Heart Beat: July 2015

Peripheral artery disease (PAD) can make walking even short distances a painful experience. PAD occurs when the smaller arteries in the legs become narrowed, reducing blood flow to muscles and tissue. Poor circulation leads to muscle pain when walking. But a new study presented at the 2015 American Heart Associations Arteriosclerosis, Thrombosis and Vascular Biology/Peripheral Vascular Disease Scientific Sessions suggests that specific muscle-strengthening exercises can help ease calf pain caused by PAD. Researchers found that individuals with weakness in their hip flexor muscles rely more on their calf muscles when they walk. This puts unnecessary strain on the calf muscles, which are already compromised due to narrowed arteries.
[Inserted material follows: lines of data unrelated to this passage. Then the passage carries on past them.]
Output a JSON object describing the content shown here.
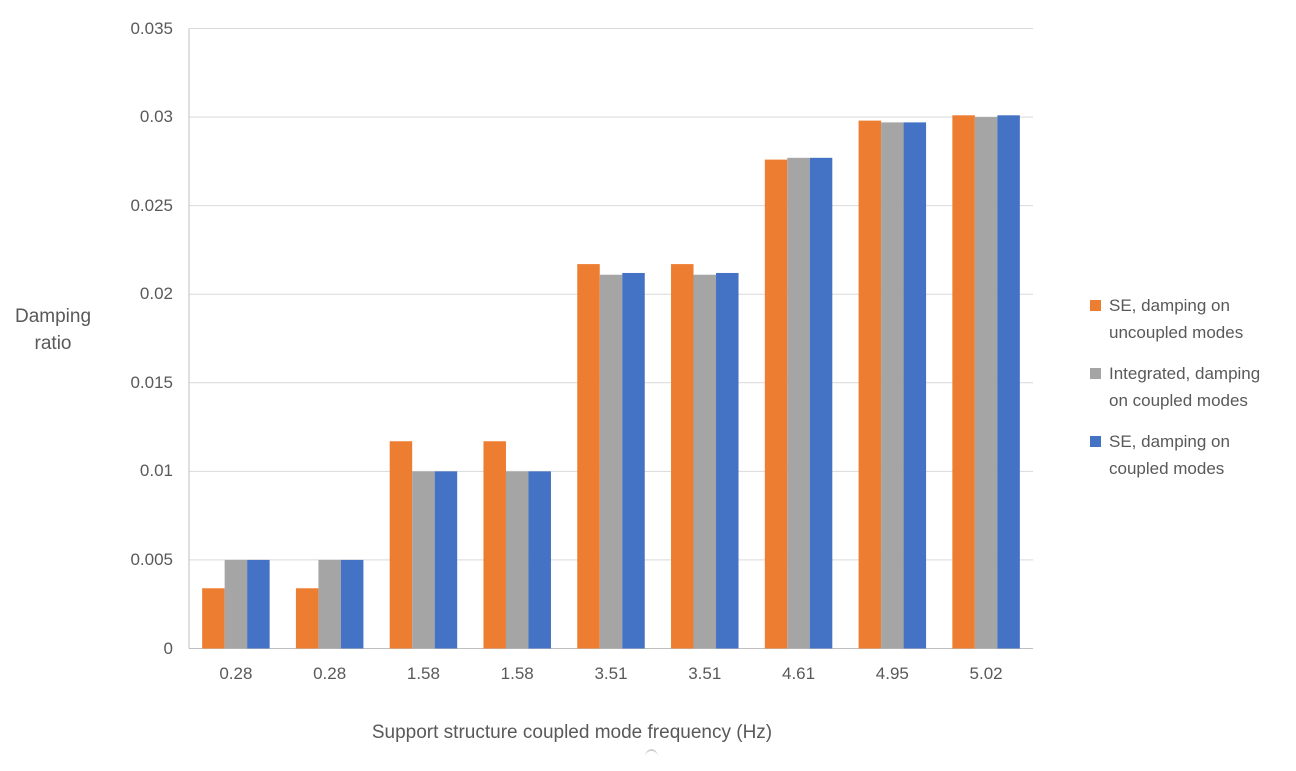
{
  "chart_data": {
    "type": "bar",
    "title": "",
    "xlabel": "Support structure coupled mode frequency (Hz)",
    "ylabel": "Damping ratio",
    "categories": [
      "0.28",
      "0.28",
      "1.58",
      "1.58",
      "3.51",
      "3.51",
      "4.61",
      "4.95",
      "5.02"
    ],
    "series": [
      {
        "name": "SE, damping on uncoupled modes",
        "color": "#ED7D31",
        "values": [
          0.0034,
          0.0034,
          0.0117,
          0.0117,
          0.0217,
          0.0217,
          0.0276,
          0.0298,
          0.0301
        ]
      },
      {
        "name": "Integrated, damping on coupled modes",
        "color": "#A5A5A5",
        "values": [
          0.005,
          0.005,
          0.01,
          0.01,
          0.0211,
          0.0211,
          0.0277,
          0.0297,
          0.03
        ]
      },
      {
        "name": "SE, damping on coupled modes",
        "color": "#4472C4",
        "values": [
          0.005,
          0.005,
          0.01,
          0.01,
          0.0212,
          0.0212,
          0.0277,
          0.0297,
          0.0301
        ]
      }
    ],
    "ylim": [
      0,
      0.035
    ],
    "y_ticks": [
      "0",
      "0.005",
      "0.01",
      "0.015",
      "0.02",
      "0.025",
      "0.03",
      "0.035"
    ],
    "grid": true,
    "legend_position": "right"
  },
  "colors": {
    "text": "#595959",
    "gridline": "#D9D9D9",
    "axis_line": "#BFBFBF",
    "background": "#FFFFFF"
  }
}
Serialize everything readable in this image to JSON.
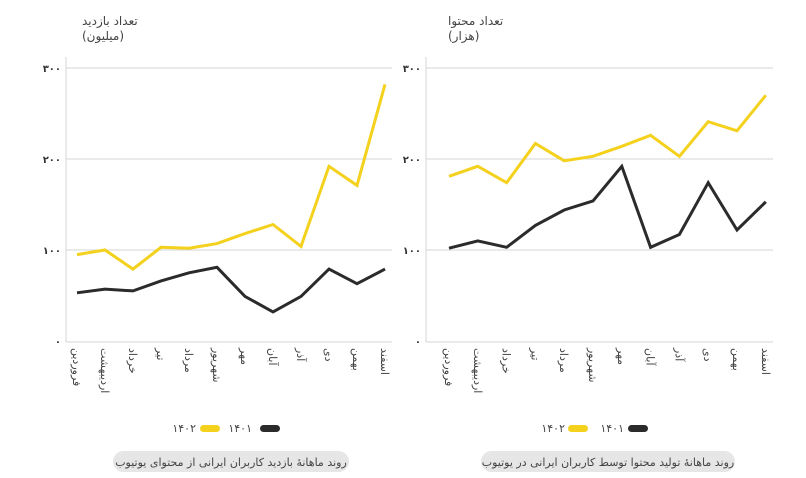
{
  "colors": {
    "y1401": "#2b2b2b",
    "y1402": "#f4d11d",
    "grid": "#d6d6d6",
    "pill": "#e6e6e6"
  },
  "chart_data": [
    {
      "type": "line",
      "ylabel": "تعداد بازدید",
      "yunit": "(میلیون)",
      "ylim": [
        0,
        300
      ],
      "yticks": [
        0,
        100,
        200,
        300
      ],
      "ytick_labels": [
        "۰",
        "۱۰۰",
        "۲۰۰",
        "۳۰۰"
      ],
      "categories": [
        "فروردین",
        "اردیبهشت",
        "خرداد",
        "تیر",
        "مرداد",
        "شهریور",
        "مهر",
        "آبان",
        "آذر",
        "دی",
        "بهمن",
        "اسفند"
      ],
      "grid": true,
      "legend_placement": "bottom",
      "series": [
        {
          "name": "۱۴۰۱",
          "values": [
            53,
            57,
            55,
            66,
            75,
            81,
            49,
            32,
            49,
            79,
            63,
            79
          ]
        },
        {
          "name": "۱۴۰۲",
          "values": [
            95,
            100,
            79,
            103,
            102,
            107,
            118,
            128,
            104,
            192,
            171,
            282
          ]
        }
      ],
      "caption": "روند ماهانهٔ بازدید کاربران ایرانی از محتوای یوتیوب"
    },
    {
      "type": "line",
      "ylabel": "تعداد محتوا",
      "yunit": "(هزار)",
      "ylim": [
        0,
        300
      ],
      "yticks": [
        0,
        100,
        200,
        300
      ],
      "ytick_labels": [
        "۰",
        "۱۰۰",
        "۲۰۰",
        "۳۰۰"
      ],
      "categories": [
        "فروردین",
        "اردیبهشت",
        "خرداد",
        "تیر",
        "مرداد",
        "شهریور",
        "مهر",
        "آبان",
        "آذر",
        "دی",
        "بهمن",
        "اسفند"
      ],
      "grid": true,
      "legend_placement": "bottom",
      "series": [
        {
          "name": "۱۴۰۱",
          "values": [
            102,
            110,
            103,
            127,
            144,
            154,
            192,
            103,
            117,
            174,
            122,
            153
          ]
        },
        {
          "name": "۱۴۰۲",
          "values": [
            181,
            192,
            174,
            217,
            198,
            203,
            214,
            226,
            203,
            241,
            231,
            270
          ]
        }
      ],
      "caption": "روند ماهانهٔ تولید محتوا توسط کاربران ایرانی در یوتیوب"
    }
  ]
}
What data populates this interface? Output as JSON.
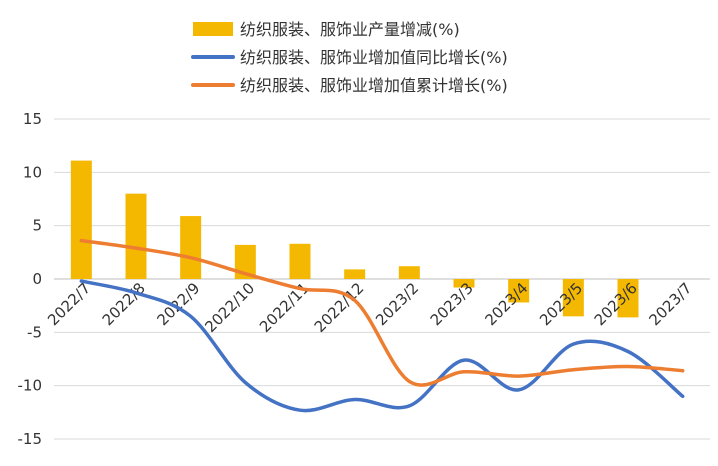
{
  "chart_data": {
    "type": "bar",
    "title": "",
    "xlabel": "",
    "ylabel": "",
    "ylim": [
      -15,
      15
    ],
    "yticks": [
      15,
      10,
      5,
      0,
      -5,
      -10,
      -15
    ],
    "grid": true,
    "legend_position": "top",
    "categories": [
      "2022/7",
      "2022/8",
      "2022/9",
      "2022/10",
      "2022/11",
      "2022/12",
      "2023/2",
      "2023/3",
      "2023/4",
      "2023/5",
      "2023/6",
      "2023/7"
    ],
    "series": [
      {
        "name": "纺织服装、服饰业产量增减(%)",
        "kind": "bar",
        "color": "#F5B800",
        "values": [
          11.1,
          8.0,
          5.9,
          3.2,
          3.3,
          0.9,
          1.2,
          -0.8,
          -2.2,
          -3.5,
          -3.6,
          null
        ]
      },
      {
        "name": "纺织服装、服饰业增加值同比增长(%)",
        "kind": "line",
        "color": "#4472C4",
        "values": [
          -0.2,
          -1.3,
          -3.5,
          -9.7,
          -12.3,
          -11.3,
          -11.9,
          -7.6,
          -10.4,
          -6.1,
          -6.8,
          -11.0
        ]
      },
      {
        "name": "纺织服装、服饰业增加值累计增长(%)",
        "kind": "line",
        "color": "#ED7D31",
        "values": [
          3.6,
          2.9,
          2.0,
          0.5,
          -0.9,
          -2.0,
          -9.6,
          -8.7,
          -9.1,
          -8.5,
          -8.2,
          -8.6
        ]
      }
    ]
  }
}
Hip flexors are located at the front of the thigh and help lift the legs by pulling up with every step. In the study, PAD patients tended to rely more on their ankle flexors, the muscles in the calves that help push off the ground with each step. When those patients participated in training to strengthen their hip flexors, many of them were able to walk farther without pain. Hip flexor exercises include straight leg lifts while lying on your back (keeping one leg bent while the raised leg is straight). You can also help strengthen the hip flexors by raising a knee toward your chest while seated. Talk with a physical therapist or cardiac rehabilitation specialist about these and other exercises you can do.